8. The preparation method according to claim 1, wherein said electrode material in step (4) is aluminum.

9. The preparation method according to claim 8, wherein said aluminum is in the form of aluminum wire.

10. An organic electric memory device based on phosphonic acid or trichlorosilane-modified ITO glass substrate prepared by the preparation method according to claim 1.

Description

BRIEF DESCRIPTION OF THE DRAWINGS

[0021] FIG. 1 is a schematically structural view of the layers of an organic electric memory device based on phosphonic acid or trichlorosilane-modified ITO glass substrate in the present invention, wherein FIG. 1A shows an organic memory device based on phosphonic acid-modified ITO glass substrate, 1B represents an organic memory device based on trichlorosilane-modified ITO glass substrate.

[0022] FIG. 2 shows the contact angle of ITO substrate modified by phosphonic acid.
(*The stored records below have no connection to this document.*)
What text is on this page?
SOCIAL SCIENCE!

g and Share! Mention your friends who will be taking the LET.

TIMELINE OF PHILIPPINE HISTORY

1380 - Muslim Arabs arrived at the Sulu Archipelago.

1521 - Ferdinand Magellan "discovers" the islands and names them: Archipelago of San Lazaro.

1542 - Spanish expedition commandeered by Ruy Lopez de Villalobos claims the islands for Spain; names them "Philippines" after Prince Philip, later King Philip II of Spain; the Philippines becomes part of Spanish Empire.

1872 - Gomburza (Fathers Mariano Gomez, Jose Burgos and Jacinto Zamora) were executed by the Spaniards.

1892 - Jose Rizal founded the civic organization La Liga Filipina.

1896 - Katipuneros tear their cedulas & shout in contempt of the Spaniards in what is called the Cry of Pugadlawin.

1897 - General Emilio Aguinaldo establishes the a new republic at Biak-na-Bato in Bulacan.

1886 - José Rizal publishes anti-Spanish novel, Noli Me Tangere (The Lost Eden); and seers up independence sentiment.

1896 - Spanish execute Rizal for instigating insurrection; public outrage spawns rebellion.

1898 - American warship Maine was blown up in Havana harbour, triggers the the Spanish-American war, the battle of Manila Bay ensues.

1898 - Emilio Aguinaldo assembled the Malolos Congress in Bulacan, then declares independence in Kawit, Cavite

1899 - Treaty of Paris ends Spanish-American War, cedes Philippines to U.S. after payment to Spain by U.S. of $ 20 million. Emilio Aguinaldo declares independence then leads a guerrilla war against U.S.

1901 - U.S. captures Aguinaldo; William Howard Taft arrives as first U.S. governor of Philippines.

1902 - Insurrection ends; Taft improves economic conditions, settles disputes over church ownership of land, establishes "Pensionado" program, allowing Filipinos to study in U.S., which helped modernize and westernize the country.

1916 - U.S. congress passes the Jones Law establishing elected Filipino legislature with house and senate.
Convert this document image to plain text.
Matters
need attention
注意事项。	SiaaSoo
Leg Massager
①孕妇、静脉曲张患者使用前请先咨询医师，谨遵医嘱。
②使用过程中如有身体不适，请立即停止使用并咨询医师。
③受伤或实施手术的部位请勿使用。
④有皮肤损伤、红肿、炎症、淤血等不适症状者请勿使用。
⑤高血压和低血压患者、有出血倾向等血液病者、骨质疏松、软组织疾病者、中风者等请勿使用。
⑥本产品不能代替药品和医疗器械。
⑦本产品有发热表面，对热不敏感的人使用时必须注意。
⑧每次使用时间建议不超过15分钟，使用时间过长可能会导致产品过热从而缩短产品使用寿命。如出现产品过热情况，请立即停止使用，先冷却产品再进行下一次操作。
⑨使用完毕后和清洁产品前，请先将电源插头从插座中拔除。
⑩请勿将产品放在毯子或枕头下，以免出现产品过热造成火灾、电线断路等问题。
The contact angle of PPA-modified ITO substrate on the left and octyl-phosphonic acid (OPA) modified ITO on the right. The contact angle characterization of the unmodified ITO substrate is shown in the middle.

[0023] FIG. 3 shows the X-ray photoelectron spectroscopy (XPS) spectra of the trichlorosilane modified ITO substrate.
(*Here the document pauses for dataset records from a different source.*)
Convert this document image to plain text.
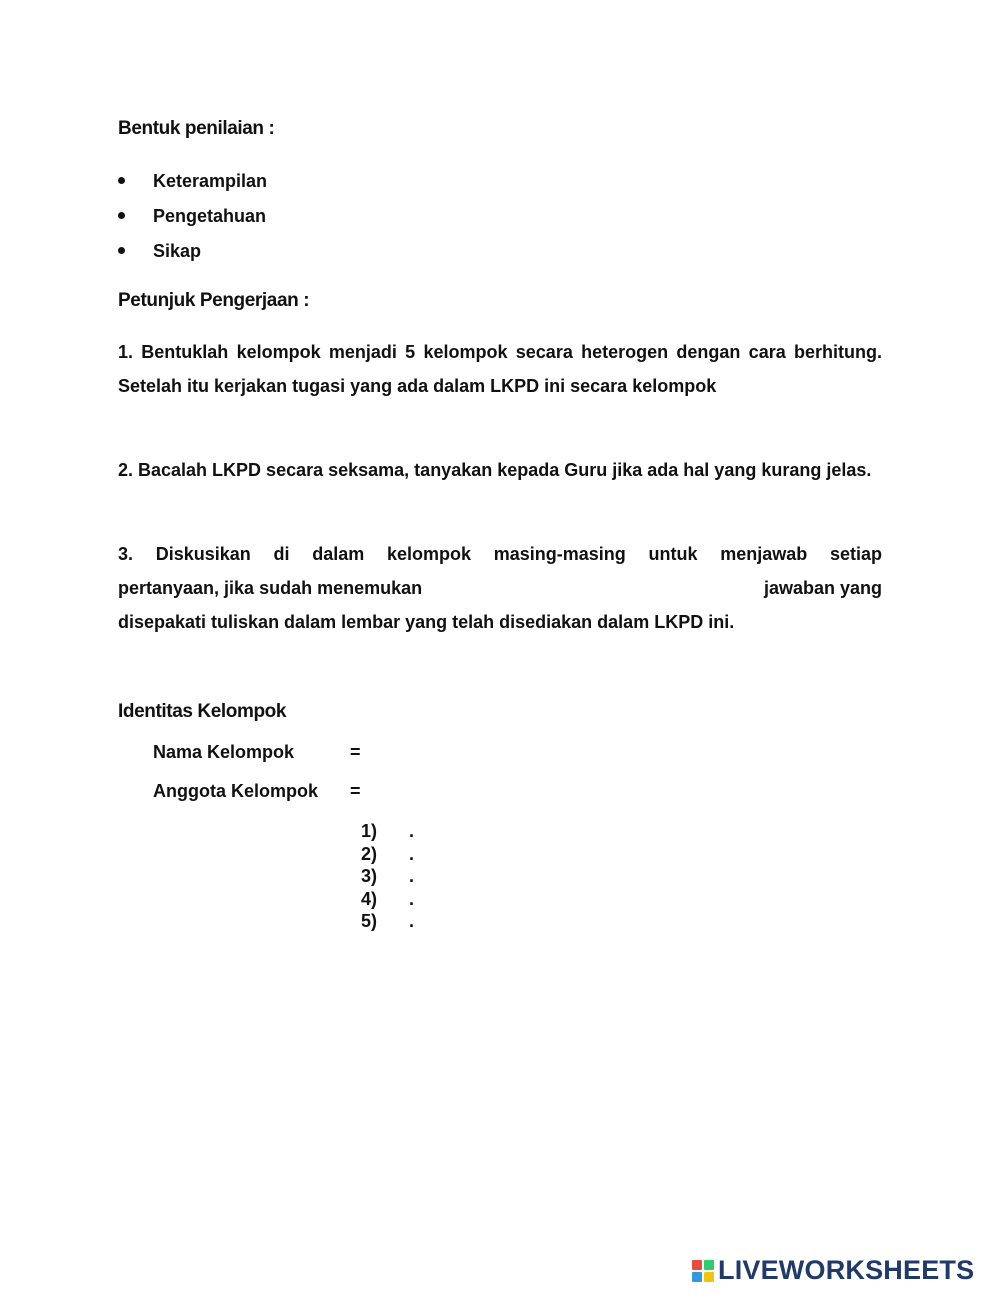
Bentuk penilaian :
Keterampilan
Pengetahuan
Sikap
Petunjuk Pengerjaan :

1. Bentuklah kelompok menjadi 5 kelompok secara heterogen dengan cara berhitung. Setelah itu kerjakan tugasi yang ada dalam LKPD ini secara kelompok

2. Bacalah LKPD secara seksama, tanyakan kepada Guru jika ada hal yang kurang jelas.

3. Diskusikan di dalam kelompok masing-masing untuk menjawab setiap
pertanyaan, jika sudah menemukan	jawaban yang
disepakati tuliskan dalam lembar yang telah disediakan dalam LKPD ini.
Identitas Kelompok
Nama Kelompok	=
Anggota Kelompok	=
1)	.
2)	.
3)	.
4)	.
5)	.
LIVEWORKSHEETS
[0024] FIG. 4 is the ternary turn-on voltages of the organic memory devices based on the phosphonic acid-modified ITO substrate and ITO.

[0025] FIG. 5 is ternary yield of organic memory devices based on the phosphonic acid-modified ITO substrate and ITO.

DETAILED DESCRIPTION

[0026] The technical solution of the present invention will be further described hereinafter with reference to the accompanying drawings and specific examples. Unless otherwise indicated, reagents, materials, instruments, etc., used in the examples below may be obtained commercially.

Example 1: Preparation of Organic Electric Memory Devices Based on Phosphonic Acid-Modified ITO Glass Substrate

[0027] As shown in FIG. 1A, the device is divided into three layers that are the phosphoric acid-modified ITO substrate, organic film and aluminum electrode from up to below. The specific preparation process is as follows:

[0028] 1. Cleaning ITO substrate with deionized water, ethanol, and acetone in the ultrasonic, respectively.

[0029] 2. ITO substrate is modified with phenylphosphonic acid by a tethered method, then placed in ethanol with ultrasonic treatment for 30 min, and annealed for 6 h in 65° C. vacuum oven in nitrogen atmosphere. The dried ITO glass is sonicated again for 30 minutes separately in ethanol, a 5% trimethylamine/ethanol solution, ethanol, to form a modified layer, whose thickness is of a monolayer of phosphonic acid molecule.

[0030] 3. Evaporating the organic coating material of 2-(4-butylphenylamino)-4-4-butylphenylimino)-3-oxo-1-cyclobutenol inner salt on the modified layer, until the thickness reaches 100 nm to form the coating layer. The deposition rate is 2 A/s under 5×10.sup.−4 Pa vacuum condition.

[0031] 4. The aluminum electrode is deposited on the coating layer, until the aluminum electrode thickness reaches 100 nm, to obtain organic electric memory device A.

[0032] Replacing the phenylphosphonic acid (PPA) with octyl-phosphonic acid (OPA) as the modification component, to obtain organic electric memory device B with similar procedure.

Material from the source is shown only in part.